Solving the sextic by iteration: A study in complex geometry and dynamics

Recently, Peter Doyle and Curt McMullen devised an iterative solution to the fifth degree polynomial. At the method's core is a rational mapping of the Riemann sphere with the icosahedral symmetry of a general quintic. Moreover, this map posseses "reliable" dynamics: for almost any initial point, its trajectory converges to one of the periodic cycles that comprise an icosahedral orbit. This symmetry-breaking provides for a reliable or "generally-convergent" quintic-solving algorithm: with almost any fifth-degree equation, associate a rational map that has reliable dynamics and whose attractor consists of points from which one computes a root.
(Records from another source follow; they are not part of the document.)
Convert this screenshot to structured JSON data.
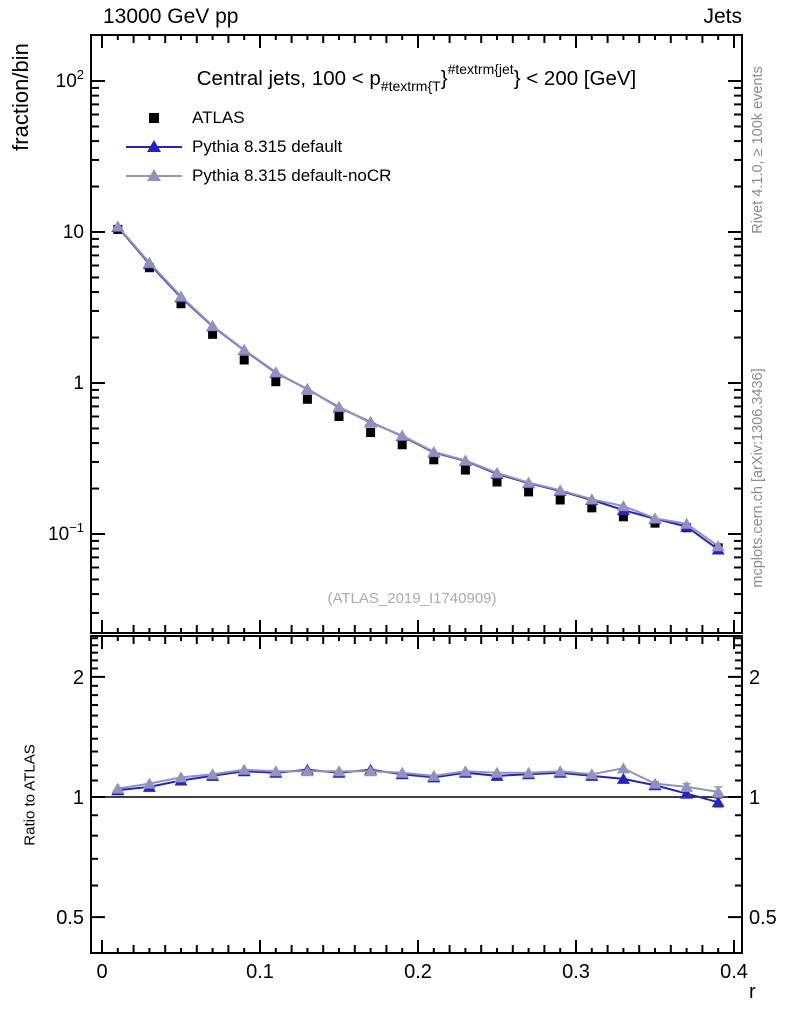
{
  "header": {
    "left": "13000 GeV pp",
    "right": "Jets"
  },
  "side_texts": {
    "rivet": "Rivet 4.1.0, ≥ 100k events",
    "mcplots": "mcplots.cern.ch [arXiv:1306.3436]"
  },
  "watermark": "(ATLAS_2019_I1740909)",
  "main_panel": {
    "ylabel": "fraction/bin",
    "title": {
      "prefix": "Central jets, 100 < p",
      "sub": "#textrm{T",
      "mid": "}",
      "sup": "#textrm{jet",
      "suffix": "} < 200 [GeV]"
    },
    "ytick_labels": [
      {
        "base": "10",
        "exp": "2",
        "v": 100
      },
      {
        "base": "10",
        "exp": "",
        "v": 10
      },
      {
        "base": "1",
        "exp": "",
        "v": 1
      },
      {
        "base": "10",
        "exp": "−1",
        "v": 0.1
      }
    ]
  },
  "ratio_panel": {
    "ylabel": "Ratio to ATLAS",
    "ytick_labels": [
      {
        "base": "2",
        "v": 2
      },
      {
        "base": "1",
        "v": 1
      },
      {
        "base": "0.5",
        "v": 0.5
      }
    ]
  },
  "xaxis": {
    "label": "r",
    "tick_labels": [
      "0",
      "0.1",
      "0.2",
      "0.3",
      "0.4"
    ],
    "tick_values": [
      0,
      0.1,
      0.2,
      0.3,
      0.4
    ]
  },
  "legend": {
    "items": [
      {
        "label": "ATLAS",
        "marker": "square",
        "color": "#000000",
        "line": false
      },
      {
        "label": "Pythia 8.315 default",
        "marker": "triangle",
        "color": "#2323c8",
        "line": true
      },
      {
        "label": "Pythia 8.315 default-noCR",
        "marker": "triangle",
        "color": "#9193be",
        "line": true
      }
    ]
  },
  "colors": {
    "black": "#000000",
    "pythia_default": "#2323c8",
    "pythia_nocr": "#9193be",
    "side_caption_gray": "#8a8a8a",
    "watermark_gray": "#aaaaaa"
  },
  "chart_data": [
    {
      "type": "scatter",
      "name": "main",
      "title": "Central jets, 100 < pT{jet} < 200 [GeV]",
      "xlabel": "r",
      "ylabel": "fraction/bin",
      "xscale": "linear",
      "yscale": "log",
      "xlim": [
        -0.007,
        0.405
      ],
      "ylim": [
        0.0224,
        200
      ],
      "x": [
        0.01,
        0.03,
        0.05,
        0.07,
        0.09,
        0.11,
        0.13,
        0.15,
        0.17,
        0.19,
        0.21,
        0.23,
        0.25,
        0.27,
        0.29,
        0.31,
        0.33,
        0.35,
        0.37,
        0.39
      ],
      "series": [
        {
          "name": "ATLAS",
          "marker": "square",
          "color": "#000000",
          "line": false,
          "values": [
            10.4,
            5.8,
            3.35,
            2.1,
            1.42,
            1.02,
            0.78,
            0.6,
            0.47,
            0.39,
            0.31,
            0.265,
            0.221,
            0.19,
            0.168,
            0.149,
            0.13,
            0.118,
            0.11,
            0.081
          ]
        },
        {
          "name": "Pythia 8.315 default",
          "marker": "triangle",
          "color": "#2323c8",
          "line": true,
          "values": [
            10.8,
            6.15,
            3.69,
            2.37,
            1.65,
            1.17,
            0.91,
            0.69,
            0.55,
            0.445,
            0.347,
            0.305,
            0.25,
            0.217,
            0.193,
            0.168,
            0.144,
            0.126,
            0.112,
            0.079
          ]
        },
        {
          "name": "Pythia 8.315 default-noCR",
          "marker": "triangle",
          "color": "#9193be",
          "line": true,
          "values": [
            10.9,
            6.26,
            3.75,
            2.39,
            1.66,
            1.18,
            0.905,
            0.696,
            0.545,
            0.449,
            0.35,
            0.307,
            0.254,
            0.219,
            0.195,
            0.17,
            0.153,
            0.127,
            0.117,
            0.083
          ]
        }
      ]
    },
    {
      "type": "line",
      "name": "ratio",
      "ylabel": "Ratio to ATLAS",
      "yscale": "log",
      "ylim": [
        0.406,
        2.53
      ],
      "reference_line": 1,
      "x": [
        0.01,
        0.03,
        0.05,
        0.07,
        0.09,
        0.11,
        0.13,
        0.15,
        0.17,
        0.19,
        0.21,
        0.23,
        0.25,
        0.27,
        0.29,
        0.31,
        0.33,
        0.35,
        0.37,
        0.39
      ],
      "series": [
        {
          "name": "Pythia 8.315 default",
          "marker": "triangle",
          "color": "#2323c8",
          "values": [
            1.04,
            1.06,
            1.1,
            1.13,
            1.16,
            1.15,
            1.17,
            1.15,
            1.17,
            1.14,
            1.12,
            1.15,
            1.13,
            1.14,
            1.15,
            1.13,
            1.11,
            1.07,
            1.02,
            0.97
          ],
          "yerr": [
            0,
            0,
            0,
            0,
            0,
            0,
            0,
            0,
            0,
            0,
            0,
            0,
            0,
            0,
            0,
            0,
            0,
            0.012,
            0.018,
            0.025
          ]
        },
        {
          "name": "Pythia 8.315 default-noCR",
          "marker": "triangle",
          "color": "#9193be",
          "values": [
            1.05,
            1.08,
            1.12,
            1.14,
            1.17,
            1.16,
            1.16,
            1.16,
            1.16,
            1.15,
            1.13,
            1.16,
            1.15,
            1.15,
            1.16,
            1.14,
            1.18,
            1.08,
            1.06,
            1.03
          ],
          "yerr": [
            0,
            0,
            0,
            0,
            0,
            0,
            0,
            0,
            0,
            0,
            0,
            0,
            0,
            0,
            0,
            0,
            0,
            0.012,
            0.02,
            0.03
          ]
        }
      ]
    }
  ]
}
An algorithm that solves the sixth-degree equation requires a dynamical system with the symmetry of the alternating group on six things. This group does not act on the Riemmann sphere, but does act on the complex projective plane--this is the Valentiner group. The present work exploits the resulting 2-dimensional geometry in finding a Valentiner-symmetric rational map whose elegant dynamics experimentally appear to be reliable in the above sense--transferred to the 2-dimensional setting. This map provides the central feature of a conjecturally-reliable sextic-solving procedure analogous to that employed in the quintic case. The paper culminates in an explicit description of the algorithm.